Dense Net-Driven Multi-Level Feature Representation for Early Pancreatic Cancer Diagnosis in Medical Imaging
DOI:
https://doi.org/10.70917/ijcisim-2026-2984Keywords:
DenseNet, Multi-level Feature Representation, Pancreatic Cancer Diagnosis, Medical Imaging, CT Imaging, MRI, Ultrasound, Deep Learning, Hierarchical Feature Learning, Early Cancer Detection, Radiomics, Convolutional Neural Networks (CNNs), Computer-Aided Diagnosis (CAD)Abstract
The diagnosis of pancreatic cancer is one of the most difficult challenges in medical imaging because of the complex morphology of the pancreas, the subtle appearance of the lesions and the heterogeneous nature of the progression of the disease. The proposed method in this study presents a deep learning-based DenseNet model to capture hierarchical features at multiple levels with high-level connectivity from three imaging modalities: computed tomography (CT), magnetic resonance imaging (MRI), and ultrasound (US) to improve the diagnostic accuracy of diseases.

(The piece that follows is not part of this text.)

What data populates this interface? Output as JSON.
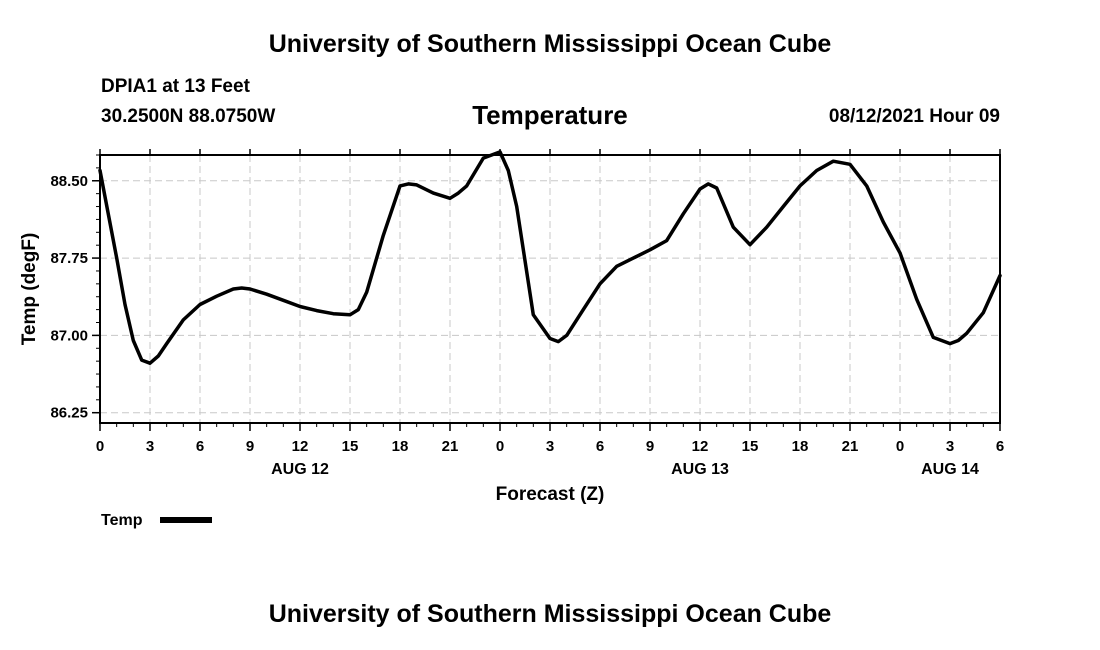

The proposed architecture takes advantage of dense connectivity to maximize feature reusability, improve gradient flow and efficient representation learning at each layer of the network. The model combines densely connected convolutional blocks, adaptive transition layers, and modality-specific preprocessing, which allows it to learn fine-grained local features but also high-level contextual patterns crucial for detecting early-stage pancreatic abnormalities. After conducting extensive experiments on the benchmark and clinical datasets, the DenseNet-based approach has shown a significant improvement in terms of diagnostic accuracy, sensitivity, and specificity compared to the traditional CNN and other state-of-the-art models. The findings demonstrate the model's versatility in processing multi-modal inputs and its promise of assisting radiologists in the early diagnosis of pancreatic cancer, which could lead to enhanced clinical outcomes and a lower mortality rate.